The movement known as kitchen sink drama is going to be lost on most American audiences these days, but at its heart, it isn't too difficult to understand, focusing as it does on lower class characters set in stark contrast to the establishment, which in class-conscious England meant something more pernicious than it does here. Tony Richardson's The Loneliness of the Long Distance Runner is part of that movement, and it remains a classic example of fighting the powers that be, even when that fight is foolish or self-defeating.

When we first meet Colin Smith (Tom Courtenay), he's being taken to a borstal (essentially a juvenile reformatory) having been arrested for theft. After displaying some talent at distance running, Smith attracts the attention of the governor (Michael Redgrave), who, having arranged a sports competition with a local private school, wants Smith to win the cross-country race. While Smith is in training, we learn about what led to his being sent to the borstal. When the race is finally run, Colin is forced to decide who he is really running for, and why, a decision that will shape his future.

As the central character, this is Courtenay's show, and he makes the most of it. His thin, pinched face, looking older than it should for a character of that age, hammers home the reality of Colin's life before we've even learned much about it. He makes Colin difficult to either admire or dislike; his actions are motivated by factors anyone would find hard to deal with. As the borstal governor, Michael Redgrave isn't a one-dimensional villain, but he isn't exceptionally nuanced either; the character is generally committed to helping the young men under his control, but like the rest of the administration, his understanding of the changing world of young England is sadly lacking, leaving his efforts destined for futility. Even the new staff member schooled in the latest psychology simply doesn't understand, as his session with a clearly bemused Courtenay highlighting this to humorous effect.

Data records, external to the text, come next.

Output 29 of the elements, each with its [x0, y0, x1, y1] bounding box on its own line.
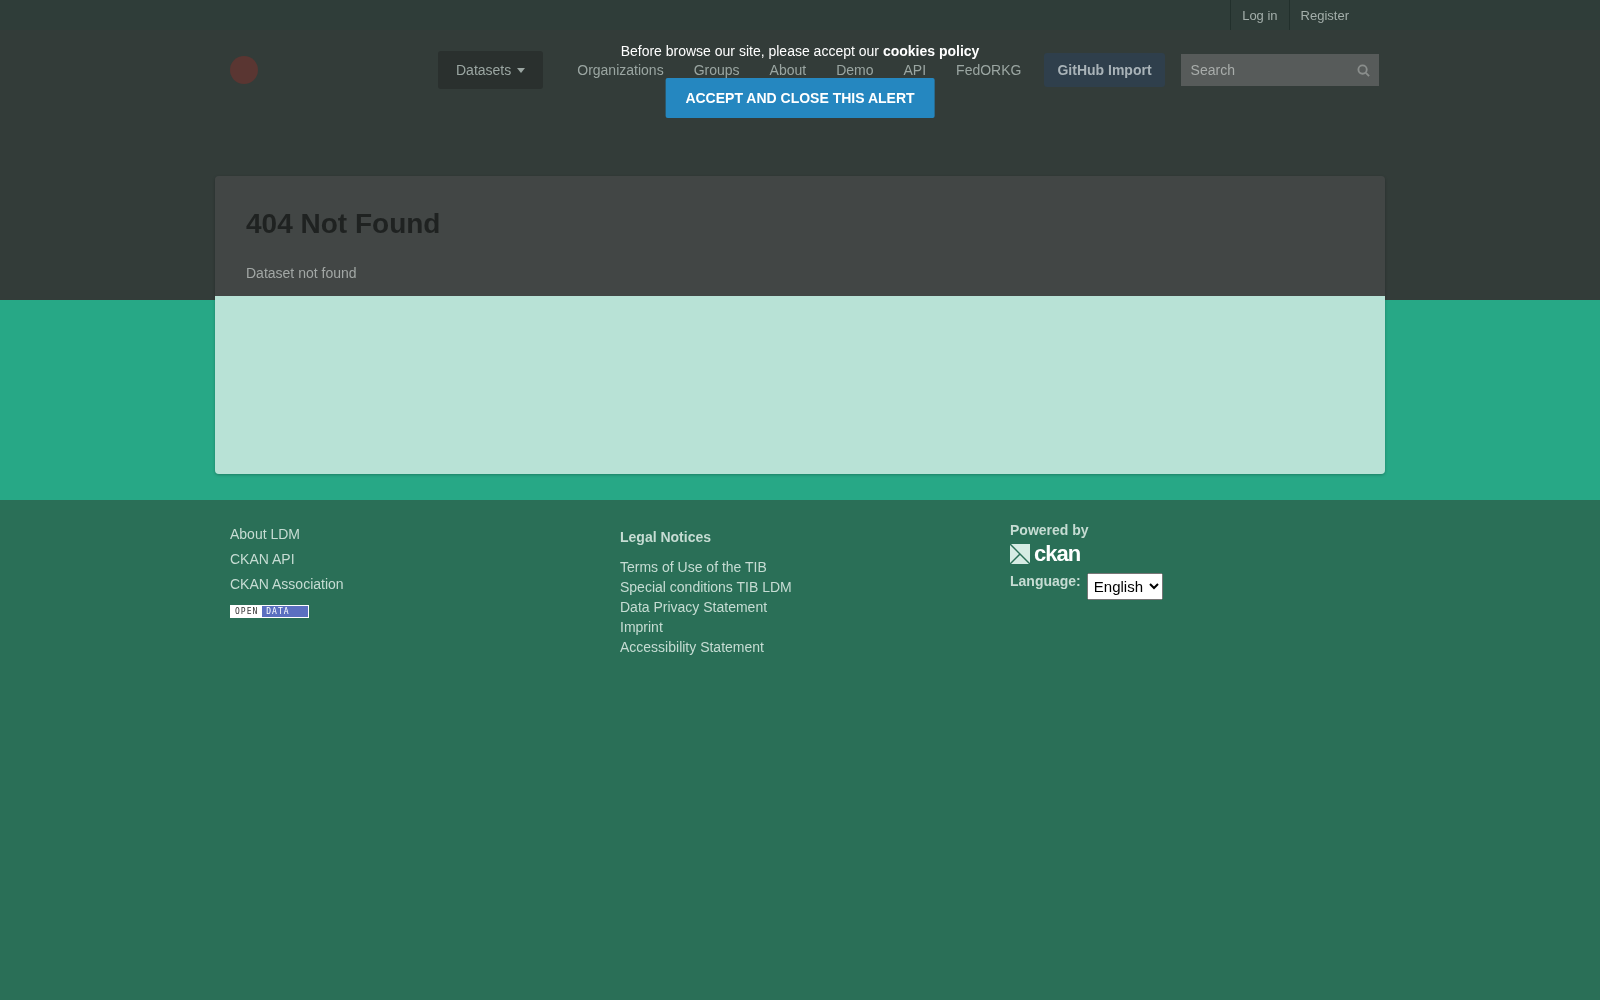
error-message: Dataset not found — [246, 265, 358, 281]
search-field[interactable]: Search — [1180, 54, 1379, 86]
ckan-logo-icon[interactable] — [1010, 544, 1030, 564]
nav-link[interactable]: FedORKG — [956, 62, 1022, 78]
language-select[interactable]: English — [1086, 573, 1163, 600]
caret-icon — [517, 67, 526, 73]
footer-link[interactable]: CKAN Association — [230, 572, 344, 597]
nav-link[interactable]: API — [903, 62, 927, 78]
legal-heading: Legal Notices — [620, 529, 712, 545]
nav-button[interactable]: GitHub Import — [1044, 53, 1165, 87]
legal-link[interactable]: Terms of Use of the TIB — [620, 557, 767, 577]
cookie-message: Before browse our site, please accept our cookies policy — [620, 44, 980, 59]
legal-link[interactable]: Data Privacy Statement — [620, 597, 768, 617]
legal-link[interactable]: Imprint — [620, 617, 663, 637]
accept-button[interactable]: ACCEPT AND CLOSE THIS ALERT — [665, 78, 935, 118]
footer-link[interactable]: About LDM — [230, 522, 301, 547]
nav-link[interactable]: Groups — [693, 62, 740, 78]
logo-icon[interactable] — [230, 56, 258, 84]
nav-link[interactable]: Organizations — [577, 62, 664, 78]
legal-link[interactable]: Accessibility Statement — [620, 637, 764, 657]
footer-link[interactable]: CKAN API — [230, 547, 295, 572]
language-label: Language: — [1010, 573, 1081, 589]
powered-by-label: Powered by — [1010, 522, 1089, 538]
open-data-badge[interactable]: OPEN DATA — [230, 605, 309, 618]
nav-dropdown[interactable]: Datasets — [438, 51, 544, 89]
legal-link[interactable]: Special conditions TIB LDM — [620, 577, 792, 597]
nav-link[interactable]: Demo — [836, 62, 874, 78]
ckan-logo-text[interactable]: ckan — [1034, 541, 1081, 567]
nav-link[interactable]: About — [769, 62, 807, 78]
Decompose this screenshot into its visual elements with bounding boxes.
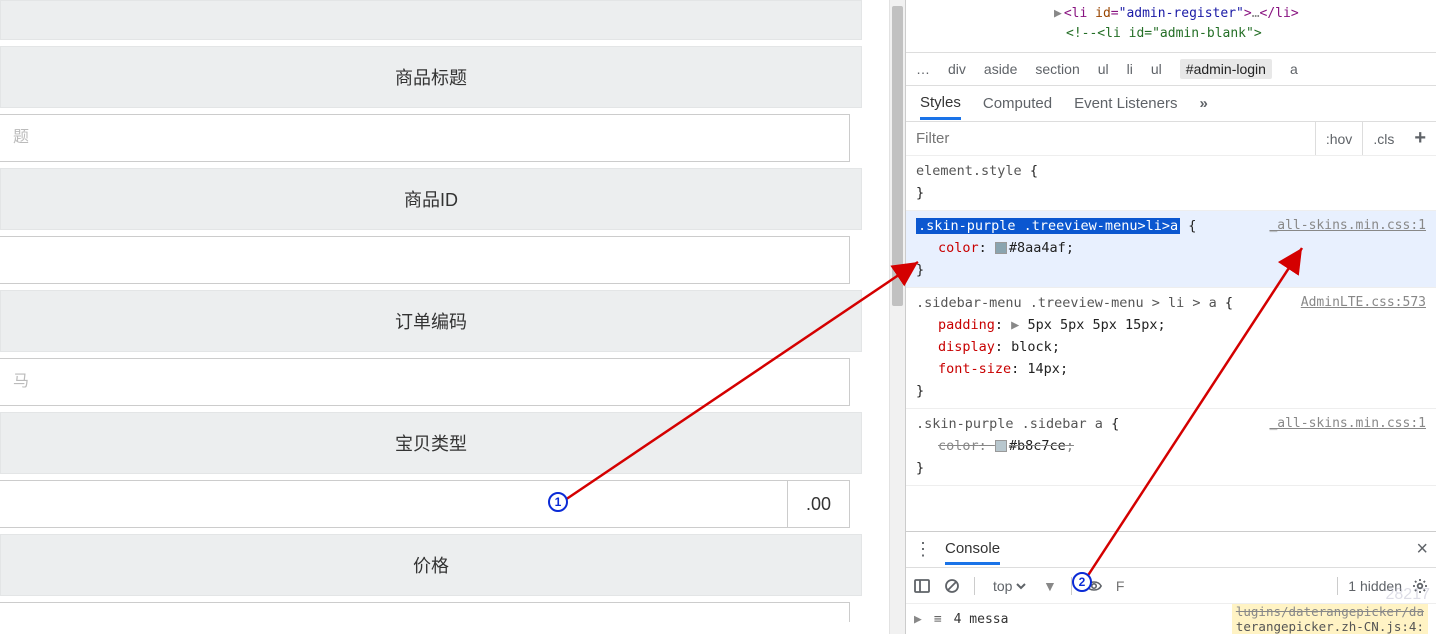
toolbar-divider: [974, 577, 975, 595]
source-link[interactable]: _all-skins.min.css:1: [1269, 215, 1426, 237]
crumb-li[interactable]: li: [1127, 61, 1133, 77]
console-filter-input[interactable]: [1116, 578, 1138, 594]
selector-sidebar-menu[interactable]: .sidebar-menu .treeview-menu > li > a: [916, 295, 1217, 311]
item-type-input[interactable]: [1, 481, 787, 527]
selector-element-style: element.style: [916, 163, 1022, 179]
console-messages[interactable]: ▶ ≡ 4 messa lugins/daterangepicker/da te…: [906, 604, 1436, 634]
css-prop-color[interactable]: color: [938, 240, 979, 256]
tab-styles[interactable]: Styles: [920, 88, 961, 120]
crumb-section[interactable]: section: [1035, 61, 1079, 77]
sidebar-toggle-icon[interactable]: [914, 578, 930, 594]
source-link[interactable]: _all-skins.min.css:1: [1269, 413, 1426, 435]
msg-link-line1: lugins/daterangepicker/da: [1236, 604, 1424, 619]
crumb-ul[interactable]: ul: [1098, 61, 1109, 77]
left-scrollbar[interactable]: [889, 0, 905, 634]
message-count: 4 messa: [954, 612, 1009, 627]
expand-triangle-icon[interactable]: ▶: [1054, 6, 1062, 21]
message-group-icon[interactable]: ≡: [934, 612, 942, 627]
css-val-color[interactable]: #8aa4af: [1009, 240, 1066, 256]
tab-more[interactable]: »: [1199, 89, 1209, 118]
drawer-menu-icon[interactable]: ⋮: [914, 539, 933, 560]
clear-console-icon[interactable]: [944, 578, 960, 594]
form-panel: 商品标题 商品ID 订单编码 宝贝类型 .00 价格: [0, 0, 905, 634]
order-code-input[interactable]: [1, 359, 849, 405]
dom-ellipsis[interactable]: …: [1252, 6, 1260, 21]
dom-comment: <!--<li id="admin-blank">: [1066, 26, 1262, 41]
context-selector[interactable]: top: [989, 577, 1029, 595]
css-val-fontsize[interactable]: 14px: [1027, 361, 1060, 377]
close-icon[interactable]: ×: [1416, 538, 1428, 561]
label-price: 价格: [0, 534, 862, 596]
toolbar-divider: [1337, 577, 1338, 595]
scrollbar-thumb[interactable]: [892, 6, 903, 306]
rule-skin-purple-sidebar-a[interactable]: _all-skins.min.css:1 .skin-purple .sideb…: [906, 409, 1436, 486]
dom-attr-val: admin-register: [1126, 6, 1236, 21]
message-source-link[interactable]: lugins/daterangepicker/da terangepicker.…: [1232, 604, 1428, 634]
styles-subtabs: Styles Computed Event Listeners »: [906, 86, 1436, 122]
dom-tag-li[interactable]: li: [1072, 6, 1088, 21]
tab-console[interactable]: Console: [945, 535, 1000, 565]
crumb-selected[interactable]: #admin-login: [1180, 59, 1272, 79]
crumb-aside[interactable]: aside: [984, 61, 1017, 77]
devtools-panel: ▶<li id="admin-register">…</li> <!--<li …: [905, 0, 1436, 634]
css-prop-padding[interactable]: padding: [938, 317, 995, 333]
form-block: 商品标题 商品ID 订单编码 宝贝类型 .00 价格: [0, 0, 862, 622]
css-prop-color-overridden[interactable]: color: [938, 438, 979, 454]
css-val-padding[interactable]: 5px 5px 5px 15px: [1027, 317, 1157, 333]
css-val-display[interactable]: block: [1011, 339, 1052, 355]
label-empty-top: [0, 0, 862, 40]
crumb-ellipsis[interactable]: …: [916, 61, 930, 77]
selector-skin-purple-sidebar[interactable]: .skin-purple .sidebar a: [916, 416, 1103, 432]
item-type-suffix: .00: [787, 481, 849, 527]
goods-id-input[interactable]: [1, 237, 849, 283]
breadcrumb[interactable]: … div aside section ul li ul #admin-logi…: [906, 52, 1436, 86]
dom-attr-id: id: [1095, 6, 1111, 21]
elements-dom-tree[interactable]: ▶<li id="admin-register">…</li> <!--<li …: [906, 0, 1436, 52]
cls-toggle[interactable]: .cls: [1362, 122, 1404, 155]
rule-skin-purple-treeview[interactable]: _all-skins.min.css:1 .skin-purple .treev…: [906, 211, 1436, 288]
annotation-badge-2: 2: [1072, 572, 1092, 592]
label-goods-title: 商品标题: [0, 46, 862, 108]
expand-icon[interactable]: ▶: [914, 612, 922, 627]
source-link[interactable]: AdminLTE.css:573: [1301, 292, 1426, 314]
price-input[interactable]: [1, 603, 849, 622]
input-row-item-type[interactable]: .00: [0, 480, 850, 528]
styles-filter-input[interactable]: [906, 122, 1315, 155]
crumb-a[interactable]: a: [1290, 61, 1298, 77]
input-row-goods-id[interactable]: [0, 236, 850, 284]
color-swatch-icon[interactable]: [995, 440, 1007, 452]
input-row-price[interactable]: [0, 602, 850, 622]
styles-filter-row: :hov .cls +: [906, 122, 1436, 156]
rule-element-style[interactable]: element.style { }: [906, 156, 1436, 211]
styles-rules-body[interactable]: element.style { } _all-skins.min.css:1 .…: [906, 156, 1436, 531]
rule-sidebar-menu[interactable]: AdminLTE.css:573 .sidebar-menu .treeview…: [906, 288, 1436, 409]
selector-highlighted[interactable]: .skin-purple .treeview-menu>li>a: [916, 218, 1180, 234]
console-toolbar: top ▼ 1 hidden: [906, 568, 1436, 604]
input-row-order-code[interactable]: [0, 358, 850, 406]
css-prop-fontsize[interactable]: font-size: [938, 361, 1011, 377]
crumb-div[interactable]: div: [948, 61, 966, 77]
watermark: 28217: [1386, 586, 1431, 604]
tab-event-listeners[interactable]: Event Listeners: [1074, 89, 1177, 118]
label-goods-id: 商品ID: [0, 168, 862, 230]
msg-link-line2: terangepicker.zh-CN.js:4:: [1236, 619, 1424, 634]
label-order-code: 订单编码: [0, 290, 862, 352]
hov-toggle[interactable]: :hov: [1315, 122, 1362, 155]
tab-computed[interactable]: Computed: [983, 89, 1052, 118]
new-style-rule-button[interactable]: +: [1404, 127, 1436, 150]
css-prop-display[interactable]: display: [938, 339, 995, 355]
expand-shorthand-icon[interactable]: ▶: [1011, 317, 1019, 333]
css-val-color-overridden[interactable]: #b8c7ce: [1009, 438, 1066, 454]
console-header: ⋮ Console ×: [906, 532, 1436, 568]
color-swatch-icon[interactable]: [995, 242, 1007, 254]
input-row-title[interactable]: [0, 114, 850, 162]
crumb-ul2[interactable]: ul: [1151, 61, 1162, 77]
console-drawer: ⋮ Console × top ▼ 1 hidden: [906, 531, 1436, 634]
goods-title-input[interactable]: [1, 115, 849, 161]
label-item-type: 宝贝类型: [0, 412, 862, 474]
annotation-badge-1: 1: [548, 492, 568, 512]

As time has passed and the days of the kitchen sink dramas have passed, I'm curious as to whether attitudes toward the film have shifted away from viewing Colin's final act as a positive one, to instead viewing it as selfish and pointless. I suppose that's the divide within the film for viewers; Colin's choice at the end of the race may represent his stand against what he sees as the thumb of authority trying to squash him, but it's also a potential death knell to his chances of success. When he leaves the borstal, he'll be back where he was in a dead end, instead of using his athletic talent to escape and earn an honest living. So which is it? Is he a hero or a fool? Both, really, but which side you lean toward will likely determine how you look at this film.

Rating for Style: A-
Rating for Substance: B+


Image Transfer

Aspect Ratio1.77:1 - Widescreen
Original Aspect Rationo

Image Transfer Review: Originally screened at 1.66:1, the transfer on this disc is framed at something closer to 1.78:1, but the difference appears negligible in terms of framing. The film's beautiful black-and-white photography looks excellent, though not immaculate, in this transfer.

Image Transfer Grade: B+


Audio Transfer

 LanguageRemote Access

Audio Transfer Review: The original mono is your only option, and it seems to have suffered from the technology of the time, as it's somewhat muffled and dull during dialogue, but usually okay for the score.

Audio Transfer Grade: C+


Disc Extras

Static menu with music
Scene Access with 27 cues and remote access
Subtitles/Captions in English with remote access
1 Original Trailer(s)
Packaging: unmarked keepcase
Picture Disc
1 Disc
1-Sided disc(s)
Layers: dual

Extras Review: The trailer is on hand, but that's it. Amusing note: the quote leading this review is featured in the trailer, and "posh whores" is removed from it, considered perhaps too saucy for general audiences. How times change.

Large, easy to read English subtitles are hand in case the northern English accents prove too much.

Extras Grade: D


Final Comments

Warner's DVD isn't anything special in terms of extras or presentation, but the film itself more than makes up for anything else that might be lacking. A potent drama of working-class anger and frustration in early 1960s England, Tom Courtenay started his career in style with a star-making turn as the troubled Colin Smith.